Tanrım o nasıl güzel bir melodiydi? masalsı, huzur veren, alıp başka diyarlara götüren. O büyülü, mest eden tınılar yayıldıkça , kutunun üstünde zarif siluetiyle, beyaz tütüsüyle dans ediyordu güzel balerin. Büyülenmiş bir şekilde masal dünyasının bir sarmalından diğer sarmallarına yuvarlanıp duruyordum sanki. Küçük bir kızdım ama hayal dünyam çok büyüktü. Çekmişti beni bu sihirli kutu kendine. İlk defa bir müzik kutusuyla tanıştığımda hissettiğim o muhteşem duyguyu şu an bile hala hissederek yazıyorum. Ben kendi hayal dünyamda o sihirli melodiyle dans ederken,
Yeşim abla : “Çok güzel di mi, Emine ?” dedi.. “Hıhh??” diyerek u dönüşü yaptım. “Eveett yaa ne kadar güzel bir şey bu! Çok sevdim, özellikle bu balerini.”
Kulaklarım inanmadı ama ,”Çok sevdiysen sana vereyim mi ?”dedi galiba. Dedi. Dedi. evet!! İçim pır pır etti, kalbim hızlandı sevinçten. Yine annemin sözleri geldi ,oturdu içime.” Kimseden bir şey almayın ” Evet anne ama O veriyor, ben almıyorum ki.
Küçük kızların çantası olurdu eskiden benim de vardı, kırmızı uğur böceğinden, çok severdim çantamı. İçine mendil, naneli şeker, bir de çok sevdiğim minik Ayşe’yi koyardım. “Minik Ayşe” benim parmak çocuğumdu. Yeşim abla çantamı çekti, içine balerini koyup, hızlıca fermuarını kapattı. İşaret parmağını dudaklarına götürerek,
“Annem görmesin, senin olsun ” dedi. Küçücük bir çocuk olduğumdan anlam veremedim annesinin neden görmemesi gerektiğine.
Doğum günü devam ediyordu annelerin odasında biz de onların yanına geçtik. Bir süre sonra salona Yeşim’in annesi Yaşar teyze girdi, biraz sinirliydi sanki, korktum birden, “acaba gördü mü Yeşim’in balerini bana verdiğini?” diye içimden geçirdiğim anda “Çocuklar müzik kutusunun üstündeki balerini hanginiz aldı?” sorusu yankılandı bütün bedenimde, duvarlar üstüme üstüme gelmeye başladı, betim benzim attı, elim ayağım çekildi, dünyadan kaybolmak istedim o an. Eyvah. Ne yapacağım şimdi ben?

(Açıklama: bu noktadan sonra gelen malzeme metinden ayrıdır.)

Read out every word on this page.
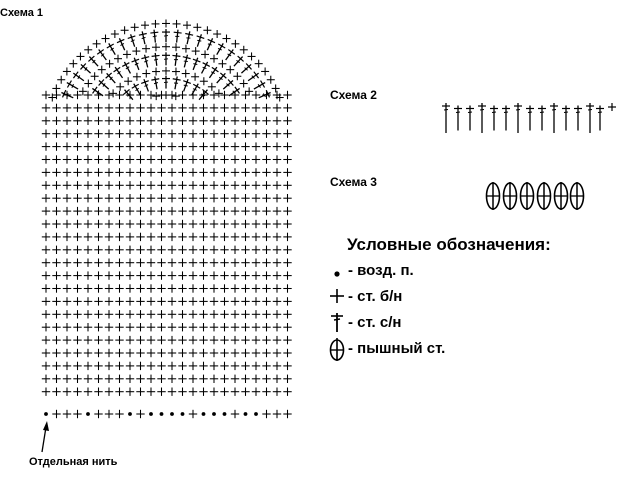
Схема 1
Схема 2
Схема 3
Условные обозначения:
Отдельная нить
- возд. п.
- ст. б/н
- ст. с/н
- пышный ст.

Anneler birbirlerine soran gözlerle baktı, hepsi tedirgindi, ya kendi çocuğu aldıysa diye. Hepsinin neşesi kaçmış, buz gibi olmuştu ortam. Herkes kendi çocuğunu yanına çağırıp, sorguladı, kimisi ceplerini karıştırdı. Annem de bizi yanına çağırdı.
Çantamı aldı, açtı ve balerini gördü.: “Yaşar hanım aradığınız balerin bu mu?  “Yeşim ‘ in annesi : “Evet canım bu!”  diye sevinirken aynı anda da bir nefret bakışı fırlattı bana. Çok utandım, çok kırıldım, yer yarıldı içine girdim. Annem :” Ben size sizin olmayan şeyleri almayın  demedim mi hep? ”  “Evet anne ama ben almadım, Yeşim abla verdi.” Çok soğudu ortam.. Büyük bir sessizlik, anneler rahatlamıştı çocuklarında çıkmadı diye. Hepsi kulaklarını annemle benim diyaloğumuza dikmişti.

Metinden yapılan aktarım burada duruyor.